Tous les livres d’Avicenne, premier et très sage philosophe, sur la médecine qui nous sont parvenus jusqu’à ce jour : les cinq livres du Canon ; sur les Pouvoirs du cœur ; sur la suppression de ce qui nuit dans le régime de santé ; sur le sirop vinaigré ; le Cantique. Le tout a été tout nouvellement revu, après le travail des autres, par Ioannes Paolus Mongius, natif d’Otrante, et Ioannes Costæus, natif de Lodi. {a} Outre un grand soin à corriger le texte et à réviser ses enseignements d’après les plus vieux manuscrits, et outre l’interprétation en maints endroits des mots arabes procurée par les meilleurs auteurs, ont été ajoutées les annotations des dits Costæus et Mongius sur les livres du Canon, expliquant, aussi brièvement qu’il a été possible possible et en leurs lieux respectifs, les accords et désaccords que les plus éminents philosophes et médecins ont eus entre eux. À la fin, ont aussi été ajoutés quatre index. Les deux premiers sont comme des magasins de la langue arabe : le premier est ancien, établi, semble-t-il, par Gérard de Crémone ; le second l’a été plus tard par le natif de Belluno. {b} Les deux autres colligent copieusement, très fidèlement et en bon ordre, tout ce qui est digne de remarque dans les texte comme dans les annotations de cet ouvrage. En sorte que, dans cette dernière édition, il n’y ait rien d’omis, ni que ceux qui étudieront la médecine aient à reprocher]. {c}


  1. Les médecins italiens Giovanni Paolo Mongio et Giovanni Costeo ont œuvré au xvie s.

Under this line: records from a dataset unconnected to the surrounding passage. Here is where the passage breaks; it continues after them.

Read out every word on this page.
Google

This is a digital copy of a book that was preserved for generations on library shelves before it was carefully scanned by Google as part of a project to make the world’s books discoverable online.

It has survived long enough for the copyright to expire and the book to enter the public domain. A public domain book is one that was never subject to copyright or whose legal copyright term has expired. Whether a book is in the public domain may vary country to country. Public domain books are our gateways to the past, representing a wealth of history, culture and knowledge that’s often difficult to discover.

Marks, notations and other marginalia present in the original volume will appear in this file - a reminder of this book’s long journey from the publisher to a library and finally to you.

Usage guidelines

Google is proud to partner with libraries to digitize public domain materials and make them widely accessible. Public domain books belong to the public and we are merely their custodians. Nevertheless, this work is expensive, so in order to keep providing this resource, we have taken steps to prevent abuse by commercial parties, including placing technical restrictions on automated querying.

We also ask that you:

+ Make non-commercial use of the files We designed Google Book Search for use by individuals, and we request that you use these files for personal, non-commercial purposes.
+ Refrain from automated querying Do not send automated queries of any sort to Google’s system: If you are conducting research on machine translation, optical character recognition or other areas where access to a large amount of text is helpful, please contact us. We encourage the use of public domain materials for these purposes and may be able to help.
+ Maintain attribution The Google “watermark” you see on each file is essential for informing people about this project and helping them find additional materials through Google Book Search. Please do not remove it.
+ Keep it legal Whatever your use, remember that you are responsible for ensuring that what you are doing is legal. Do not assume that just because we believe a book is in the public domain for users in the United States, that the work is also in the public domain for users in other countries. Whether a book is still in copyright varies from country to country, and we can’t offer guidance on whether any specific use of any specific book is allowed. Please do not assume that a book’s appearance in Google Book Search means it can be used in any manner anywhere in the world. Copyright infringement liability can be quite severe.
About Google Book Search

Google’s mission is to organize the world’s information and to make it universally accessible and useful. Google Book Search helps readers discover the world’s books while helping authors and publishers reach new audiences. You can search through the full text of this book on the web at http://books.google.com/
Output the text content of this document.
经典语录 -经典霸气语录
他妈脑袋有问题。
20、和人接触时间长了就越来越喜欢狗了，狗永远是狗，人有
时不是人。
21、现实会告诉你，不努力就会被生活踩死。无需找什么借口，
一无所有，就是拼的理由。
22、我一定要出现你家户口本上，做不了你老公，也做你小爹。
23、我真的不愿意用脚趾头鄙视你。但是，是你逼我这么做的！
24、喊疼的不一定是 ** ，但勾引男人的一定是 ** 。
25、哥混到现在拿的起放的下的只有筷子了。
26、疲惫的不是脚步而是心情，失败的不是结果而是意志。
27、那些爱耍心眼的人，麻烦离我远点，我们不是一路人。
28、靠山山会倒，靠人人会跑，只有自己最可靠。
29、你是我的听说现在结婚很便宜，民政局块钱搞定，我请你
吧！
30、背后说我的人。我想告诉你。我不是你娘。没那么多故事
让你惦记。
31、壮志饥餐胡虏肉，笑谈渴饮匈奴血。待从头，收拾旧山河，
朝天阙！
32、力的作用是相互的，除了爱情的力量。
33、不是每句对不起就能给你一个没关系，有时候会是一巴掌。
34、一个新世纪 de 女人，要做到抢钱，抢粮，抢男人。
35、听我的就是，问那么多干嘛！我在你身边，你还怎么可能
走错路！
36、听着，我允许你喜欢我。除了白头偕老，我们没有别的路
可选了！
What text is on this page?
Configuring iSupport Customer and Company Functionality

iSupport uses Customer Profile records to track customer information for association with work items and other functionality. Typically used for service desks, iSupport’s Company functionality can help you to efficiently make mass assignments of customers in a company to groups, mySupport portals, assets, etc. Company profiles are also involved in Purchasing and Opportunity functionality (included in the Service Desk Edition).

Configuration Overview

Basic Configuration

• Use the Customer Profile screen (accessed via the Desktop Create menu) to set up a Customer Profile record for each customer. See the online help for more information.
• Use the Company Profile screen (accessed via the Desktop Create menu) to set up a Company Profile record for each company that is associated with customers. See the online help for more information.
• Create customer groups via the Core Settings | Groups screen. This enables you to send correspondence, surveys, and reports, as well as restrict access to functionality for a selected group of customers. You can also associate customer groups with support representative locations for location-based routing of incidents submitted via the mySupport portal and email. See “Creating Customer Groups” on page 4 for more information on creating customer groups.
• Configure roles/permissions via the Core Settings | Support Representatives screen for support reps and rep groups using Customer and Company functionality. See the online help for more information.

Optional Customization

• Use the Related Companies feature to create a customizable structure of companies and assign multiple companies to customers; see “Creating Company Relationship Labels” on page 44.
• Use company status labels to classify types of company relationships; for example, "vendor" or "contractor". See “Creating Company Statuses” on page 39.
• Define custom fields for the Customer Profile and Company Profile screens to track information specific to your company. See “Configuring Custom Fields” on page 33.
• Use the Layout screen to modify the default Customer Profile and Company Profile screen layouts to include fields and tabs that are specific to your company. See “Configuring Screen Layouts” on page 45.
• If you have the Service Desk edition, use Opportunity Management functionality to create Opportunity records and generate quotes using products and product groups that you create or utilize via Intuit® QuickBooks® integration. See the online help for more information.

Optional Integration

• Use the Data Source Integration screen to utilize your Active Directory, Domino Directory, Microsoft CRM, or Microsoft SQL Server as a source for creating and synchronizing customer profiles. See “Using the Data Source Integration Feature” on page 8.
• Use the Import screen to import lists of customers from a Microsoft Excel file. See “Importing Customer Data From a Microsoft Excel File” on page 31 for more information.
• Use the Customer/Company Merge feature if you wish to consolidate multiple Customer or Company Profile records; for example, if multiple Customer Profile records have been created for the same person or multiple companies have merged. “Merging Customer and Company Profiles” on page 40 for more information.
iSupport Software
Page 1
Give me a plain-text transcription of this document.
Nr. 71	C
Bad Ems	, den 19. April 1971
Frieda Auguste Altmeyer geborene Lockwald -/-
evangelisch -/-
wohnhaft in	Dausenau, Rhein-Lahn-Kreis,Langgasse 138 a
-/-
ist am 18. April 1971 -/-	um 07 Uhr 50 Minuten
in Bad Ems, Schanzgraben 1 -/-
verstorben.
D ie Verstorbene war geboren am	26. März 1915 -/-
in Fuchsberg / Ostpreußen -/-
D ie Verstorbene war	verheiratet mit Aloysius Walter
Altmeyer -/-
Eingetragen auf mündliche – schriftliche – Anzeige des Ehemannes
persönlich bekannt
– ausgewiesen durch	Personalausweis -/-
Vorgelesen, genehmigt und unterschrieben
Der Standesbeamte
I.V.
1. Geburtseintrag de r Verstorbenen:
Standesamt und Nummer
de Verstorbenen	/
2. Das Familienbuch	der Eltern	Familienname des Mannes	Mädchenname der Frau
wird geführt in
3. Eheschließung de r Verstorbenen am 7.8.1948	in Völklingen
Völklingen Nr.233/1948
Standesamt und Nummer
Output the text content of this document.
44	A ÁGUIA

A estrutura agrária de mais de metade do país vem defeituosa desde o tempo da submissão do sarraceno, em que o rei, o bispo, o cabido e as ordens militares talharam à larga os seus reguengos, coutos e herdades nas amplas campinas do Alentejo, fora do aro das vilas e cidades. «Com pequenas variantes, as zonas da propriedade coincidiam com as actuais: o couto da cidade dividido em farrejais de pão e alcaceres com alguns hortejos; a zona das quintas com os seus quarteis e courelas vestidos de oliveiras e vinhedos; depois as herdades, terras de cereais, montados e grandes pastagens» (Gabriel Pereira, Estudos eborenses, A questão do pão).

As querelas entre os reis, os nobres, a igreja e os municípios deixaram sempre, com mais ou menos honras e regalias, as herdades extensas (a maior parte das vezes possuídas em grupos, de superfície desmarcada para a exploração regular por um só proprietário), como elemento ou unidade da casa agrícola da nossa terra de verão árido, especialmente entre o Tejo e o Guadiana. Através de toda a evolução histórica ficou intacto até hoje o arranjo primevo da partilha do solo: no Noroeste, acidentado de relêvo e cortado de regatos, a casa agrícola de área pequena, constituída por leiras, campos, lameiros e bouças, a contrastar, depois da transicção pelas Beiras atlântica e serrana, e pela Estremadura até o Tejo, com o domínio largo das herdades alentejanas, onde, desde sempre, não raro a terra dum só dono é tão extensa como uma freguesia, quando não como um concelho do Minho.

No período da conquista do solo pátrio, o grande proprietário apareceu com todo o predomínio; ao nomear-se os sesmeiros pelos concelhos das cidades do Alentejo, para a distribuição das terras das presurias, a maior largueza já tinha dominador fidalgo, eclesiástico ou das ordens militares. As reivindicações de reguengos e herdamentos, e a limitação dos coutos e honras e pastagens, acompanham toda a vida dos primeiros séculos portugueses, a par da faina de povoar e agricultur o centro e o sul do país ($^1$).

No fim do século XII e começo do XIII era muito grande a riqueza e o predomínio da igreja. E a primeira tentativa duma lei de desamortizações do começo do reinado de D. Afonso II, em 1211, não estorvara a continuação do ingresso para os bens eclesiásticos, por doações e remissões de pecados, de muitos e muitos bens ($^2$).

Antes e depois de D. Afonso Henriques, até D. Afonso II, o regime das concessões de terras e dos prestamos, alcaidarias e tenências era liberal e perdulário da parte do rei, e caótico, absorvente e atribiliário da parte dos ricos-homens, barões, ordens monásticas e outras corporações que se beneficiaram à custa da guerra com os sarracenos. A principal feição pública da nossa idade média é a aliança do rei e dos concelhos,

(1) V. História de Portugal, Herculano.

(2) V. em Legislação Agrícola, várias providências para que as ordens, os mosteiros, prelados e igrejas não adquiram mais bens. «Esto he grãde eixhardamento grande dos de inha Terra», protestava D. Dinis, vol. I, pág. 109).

  2. Andrea Alpago, v. supra première notule {b}.

  3. Venise, Vincentius Valgrisius, 1564, in‑fo de 966 pages, contenant les trois premiers livres du Canon ; suivi par un Tomus secundus (ibid. et id. 1564, in‑fo de 429 pages, pour les deux derniers livres du Canon et ses index, suivis des autres petits traités en paginations séparées.

Une nouvelle édition latine partielle du Canon par Vopiscus Fortunatus Plempius allait paraître 14 ans plus tard (Louvain, 1658, v. note [39], lettre 469).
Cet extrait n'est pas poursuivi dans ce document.